Il blocco mareale può verificarsi quando un corpo più piccolo orbita strettamente attorno a uno più grande, e la nostra Luna è un ottimo esempio. Il periodo orbitale della Luna e il suo periodo di rotazione sono uguali, motivo per cui vediamo solo un lato della Luna dalla Terra. Questo è causato dalle forze di marea della Terra.
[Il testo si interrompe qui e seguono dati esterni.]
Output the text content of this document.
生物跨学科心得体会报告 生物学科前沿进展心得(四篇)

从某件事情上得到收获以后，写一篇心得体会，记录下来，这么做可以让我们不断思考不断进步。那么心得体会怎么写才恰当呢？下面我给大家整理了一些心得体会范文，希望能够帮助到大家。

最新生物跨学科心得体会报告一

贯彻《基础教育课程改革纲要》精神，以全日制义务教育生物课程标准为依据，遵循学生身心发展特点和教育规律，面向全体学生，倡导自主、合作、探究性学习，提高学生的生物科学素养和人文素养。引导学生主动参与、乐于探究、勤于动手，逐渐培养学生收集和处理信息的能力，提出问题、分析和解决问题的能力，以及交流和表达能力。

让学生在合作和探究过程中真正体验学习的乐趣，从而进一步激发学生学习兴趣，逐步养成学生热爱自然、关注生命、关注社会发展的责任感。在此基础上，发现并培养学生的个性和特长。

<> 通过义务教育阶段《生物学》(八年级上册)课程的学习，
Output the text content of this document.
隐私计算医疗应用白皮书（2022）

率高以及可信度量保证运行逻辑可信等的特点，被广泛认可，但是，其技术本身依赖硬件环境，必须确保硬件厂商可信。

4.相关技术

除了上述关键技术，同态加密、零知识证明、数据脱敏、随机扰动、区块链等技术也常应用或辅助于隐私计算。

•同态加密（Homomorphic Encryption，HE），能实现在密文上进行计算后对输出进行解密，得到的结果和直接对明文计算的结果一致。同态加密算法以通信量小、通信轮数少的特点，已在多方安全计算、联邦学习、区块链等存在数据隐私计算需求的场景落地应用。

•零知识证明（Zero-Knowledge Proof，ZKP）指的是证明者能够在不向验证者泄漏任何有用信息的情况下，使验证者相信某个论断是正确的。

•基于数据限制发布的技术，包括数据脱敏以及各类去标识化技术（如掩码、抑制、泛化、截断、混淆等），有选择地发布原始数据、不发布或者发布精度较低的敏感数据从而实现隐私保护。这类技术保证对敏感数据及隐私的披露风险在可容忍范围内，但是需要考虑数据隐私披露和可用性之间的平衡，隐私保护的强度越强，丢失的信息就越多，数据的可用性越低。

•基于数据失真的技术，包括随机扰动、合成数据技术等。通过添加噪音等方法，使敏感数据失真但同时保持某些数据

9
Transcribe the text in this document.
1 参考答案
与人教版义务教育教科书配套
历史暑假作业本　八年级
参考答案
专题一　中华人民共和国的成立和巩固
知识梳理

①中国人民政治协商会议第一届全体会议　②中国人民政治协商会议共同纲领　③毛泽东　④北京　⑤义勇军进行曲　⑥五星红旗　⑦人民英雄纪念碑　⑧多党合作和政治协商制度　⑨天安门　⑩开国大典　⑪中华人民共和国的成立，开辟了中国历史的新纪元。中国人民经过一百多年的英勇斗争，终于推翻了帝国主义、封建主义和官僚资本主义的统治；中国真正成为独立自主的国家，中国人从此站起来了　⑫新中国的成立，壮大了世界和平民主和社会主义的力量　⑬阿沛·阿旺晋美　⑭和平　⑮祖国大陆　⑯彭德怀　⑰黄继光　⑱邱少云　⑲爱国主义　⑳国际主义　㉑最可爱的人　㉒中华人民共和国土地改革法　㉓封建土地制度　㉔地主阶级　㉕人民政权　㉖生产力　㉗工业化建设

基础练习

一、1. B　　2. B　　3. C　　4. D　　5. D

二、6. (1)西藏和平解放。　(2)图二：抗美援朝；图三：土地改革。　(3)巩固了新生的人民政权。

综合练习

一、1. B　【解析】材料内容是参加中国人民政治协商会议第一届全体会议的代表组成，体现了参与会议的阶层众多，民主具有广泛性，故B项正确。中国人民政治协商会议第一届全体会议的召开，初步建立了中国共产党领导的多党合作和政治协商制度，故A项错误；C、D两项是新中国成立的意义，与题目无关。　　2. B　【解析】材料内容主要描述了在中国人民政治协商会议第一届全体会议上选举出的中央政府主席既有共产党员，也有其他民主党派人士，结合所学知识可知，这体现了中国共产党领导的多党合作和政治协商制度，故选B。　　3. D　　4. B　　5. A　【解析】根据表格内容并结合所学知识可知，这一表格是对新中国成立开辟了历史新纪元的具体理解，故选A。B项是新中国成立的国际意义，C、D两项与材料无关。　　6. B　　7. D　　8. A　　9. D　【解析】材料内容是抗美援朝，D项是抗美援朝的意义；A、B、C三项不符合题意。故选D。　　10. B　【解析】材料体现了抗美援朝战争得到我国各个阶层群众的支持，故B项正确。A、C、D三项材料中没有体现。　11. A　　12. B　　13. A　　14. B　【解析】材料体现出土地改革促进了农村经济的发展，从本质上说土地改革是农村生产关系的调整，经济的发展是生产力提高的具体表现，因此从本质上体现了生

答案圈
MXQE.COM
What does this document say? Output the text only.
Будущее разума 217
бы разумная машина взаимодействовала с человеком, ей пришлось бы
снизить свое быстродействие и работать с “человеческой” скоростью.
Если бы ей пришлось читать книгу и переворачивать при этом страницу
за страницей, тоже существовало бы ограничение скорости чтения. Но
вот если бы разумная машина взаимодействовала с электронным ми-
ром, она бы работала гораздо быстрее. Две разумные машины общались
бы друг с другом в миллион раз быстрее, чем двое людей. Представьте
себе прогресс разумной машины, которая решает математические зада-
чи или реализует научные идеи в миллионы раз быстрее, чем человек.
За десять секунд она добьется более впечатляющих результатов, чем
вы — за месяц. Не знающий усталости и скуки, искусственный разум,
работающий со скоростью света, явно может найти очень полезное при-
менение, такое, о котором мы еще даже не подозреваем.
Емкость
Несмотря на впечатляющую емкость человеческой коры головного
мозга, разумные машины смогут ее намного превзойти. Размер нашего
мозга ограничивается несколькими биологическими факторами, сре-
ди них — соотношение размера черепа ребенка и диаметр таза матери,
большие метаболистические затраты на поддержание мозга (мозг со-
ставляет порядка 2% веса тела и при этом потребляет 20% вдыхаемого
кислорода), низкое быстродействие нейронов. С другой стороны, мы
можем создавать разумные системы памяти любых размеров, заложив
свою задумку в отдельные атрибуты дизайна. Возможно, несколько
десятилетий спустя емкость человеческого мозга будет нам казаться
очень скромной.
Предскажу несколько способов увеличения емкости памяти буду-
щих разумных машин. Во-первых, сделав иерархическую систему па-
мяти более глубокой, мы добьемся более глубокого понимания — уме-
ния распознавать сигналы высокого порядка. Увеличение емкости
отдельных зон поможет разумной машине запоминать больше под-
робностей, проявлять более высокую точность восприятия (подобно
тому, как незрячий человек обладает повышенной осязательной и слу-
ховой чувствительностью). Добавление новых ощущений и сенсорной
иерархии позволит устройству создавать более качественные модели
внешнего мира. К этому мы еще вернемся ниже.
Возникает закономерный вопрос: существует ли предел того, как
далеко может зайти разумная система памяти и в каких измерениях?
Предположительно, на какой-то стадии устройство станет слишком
L’attrazione della Terra non è uniforme sulla Luna. È un po’ più forte dalla parte della Luna più vicina alla Terra, il che distorce leggermente la forma della Luna. In passato, la Luna ruotava a una velocità diversa rispetto alla sua orbita, il che significa che le forze di marea continuavano a rallentare la sua rotazione. Alla fine, la rotazione della Luna ha rallentato per adattarsi alla sua orbita e la Luna si è ritrovata bloccata marealmente con la Terra.

Simulazione della Luna in orbita attorno alla Terra con la stessa faccia sempre rivolta verso il pianeta a causa del blocco mareale. Credits: NASA’s Scientific Visualization Studio

Lo strano caso di Venere

Qualsiasi pianeta in orbita ravvicinata con la sua stella dovrebbe quindi subire forze di marea simili e restare bloccato da esse. Anche se il pianeta fosse delle dimensioni della Terra e nella zona abitabile della stella, si ritroverebbe con un emisfero infuocato mentre l’altra metà congelato in una notte eterna.

Ma un nuovo studio ha mostrato che il blocco delle maree potrebbe non essere inevitabile.

Esaminando infatti la dinamica di Venere, che è simile alla Terra per dimensioni e composizione ma più vicina al Sole, si è osservato che la sua atmosfera incredibilmente densa potrebbe essere la ragione per cui il pianeta non subisce il blocco mareale.

Mentre la Terra ruota sul suo asse ogni 24 ore, un giorno su Venere è un po’ più complicato.
Venere impiega 225 giorni terrestri per orbitare attorno al Sole, ma impiega 243 giorni terrestri per compiere una rotazione completa del suo asse. Quindi il giorno siderale di Venere è più lungo del suo anno solare. E ruota anche in modo retrogrado, ovvero la direzione della sua rotazione assiale è opposta alla sua direzione orbitale. Per questo motivo, il Sole sorge a ovest e tramonta a est su Venere, e un giorno solare è pari a 117 giorni terrestri.
Questa lenta rotazione è ciò che ti aspetteresti da un pianeta in procinto di subire un blocco mareale, quindi perché non è ancora successo?

Come sottolinea quest’ultimo studio, la resistenza dell’atmosfera venusiana potrebbe essere la chiave.

L’emisfero nord di Venere ripreso dalla sonda Magellan. Credits: NASA\JPL

L’atmosfera di Venere è uno strato denso, composto principalmente da anidride carbonica.
È così caldo e denso che l’anidride carbonica è supercritica. Ciò significa che si comporta come una specie di gas simile a un liquido rispetto, per esempio, alla sottile atmosfera della Terra.
A causa del riscaldamento solare, gli strati superiori dell’atmosfera compiono un giro completo attorno a Venere ogni 4 giorni. A livello della superficie, questo induce una resistenza viscosa sul pianeta che ne accelera leggermente la rotazione.

In altre parole, la densità dell’atmosfera continua a spingere Venere impedendo alla sua rotazione di bloccarsi.

E questo processo potrebbe avvenire su molti esopianeti in orbita ravvicinata.
Piuttosto che mondi bloccati marealmente e suddivisi tra fuoco e ghiaccio, questi pianeti potrebbero essere delle versioni simili a Venere con una rotazione lenta e atmosfere calde e dense.

Man mano che nuovi osservatori come il James Webb Space Telescope ci forniranno viste dettagliate delle atmosfere degli esopianeti, potremmo finalmente scoprire se questa caratteristica di Venere sia un’eccezione oppure una regola.